MREL: a new model for subordination
Lawmakers put pen to paper on a huge package of regulatory reforms for banks in 2019, including important clarifications to the minimum requirements for own funds and eligible liabilities (MREL).
When it comes to the new issue markets, the big question for EU banks has been about how much of their MREL targets need to be met with subordinated liabilities — debt ranking below ordinary senior obligations in an insolvency.
The new legislative agreement has established a minimum subordination requirements for banks, but the maximum level of subordination will ultimately be determined by the Single Resolution Board and national competent authorities.
The 2020s: A decade of deadlines
Bank funding officials have a host of deadlines to think about as they move into the new decade.

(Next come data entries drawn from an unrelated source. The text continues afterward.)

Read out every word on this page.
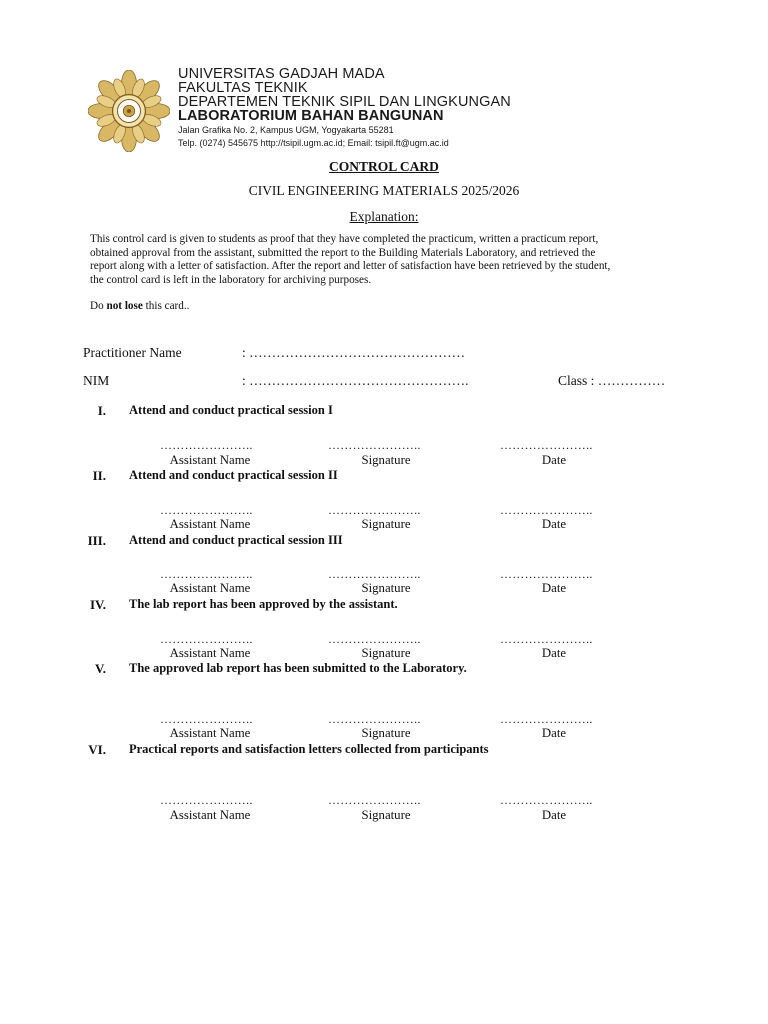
UNIVERSITAS GADJAH MADA
FAKULTAS TEKNIK
DEPARTEMEN TEKNIK SIPIL DAN LINGKUNGAN
LABORATORIUM BAHAN BANGUNAN
Jalan Grafika No. 2, Kampus UGM, Yogyakarta 55281
Telp. (0274) 545675 http://tsipil.ugm.ac.id; Email: tsipil.ft@ugm.ac.id
CONTROL CARD
CIVIL ENGINEERING MATERIALS 2025/2026
Explanation:
This control card is given to students as proof that they have completed the practicum, written a practicum report,
obtained approval from the assistant, submitted the report to the Building Materials Laboratory, and retrieved the
report along with a letter of satisfaction. After the report and letter of satisfaction have been retrieved by the student,
the control card is left in the laboratory for archiving purposes.
Do not lose this card..
Practitioner Name	: …………………………………………
NIM	: ………………………………………….	Class : ……………
I. Attend and conduct practical session I
…………………..	…………………..	…………………..
Assistant Name	Signature	Date
II. Attend and conduct practical session II
…………………..	…………………..	…………………..
Assistant Name	Signature	Date
III. Attend and conduct practical session III
…………………..	…………………..	…………………..
Assistant Name	Signature	Date
IV. The lab report has been approved by the assistant.
…………………..	…………………..	…………………..
Assistant Name	Signature	Date
V. The approved lab report has been submitted to the Laboratory.
…………………..	…………………..	…………………..
Assistant Name	Signature	Date
VI. Practical reports and satisfaction letters collected from participants
…………………..	…………………..	…………………..
Assistant Name	Signature	Date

Immediate concerns about the need to repay more than €700bn borrowed through the European Central Bank’s targeted longer term refinancing operations (TLTRO) have been brushed aside, given that the cheap funding scheme has been extended for another four years. But banks will still need to think about tapping the market for new sources of long-term financing, which will ultimately be required of them when the net stable funding ratio comes into force in the middle of 2021.
Overarching these considerations is the need to get in line with MREL by January 2024. This new set of EU rules demands that banks have enough bail-inable debt to deal with a crisis.
The Covered Bond Directive
After about five years of political work, the European Union came together to agree on a Covered Bond Directive in April this year. The agreement will act as a single reference point for covered bond rules, effectively harmonising treatment of the asset class within the EU.
It strengthens the definition of covered bonds and cover pools, sets out the responsibilities of supervisory authorities and introduces two new labels for compliant securities: premium and ordinary.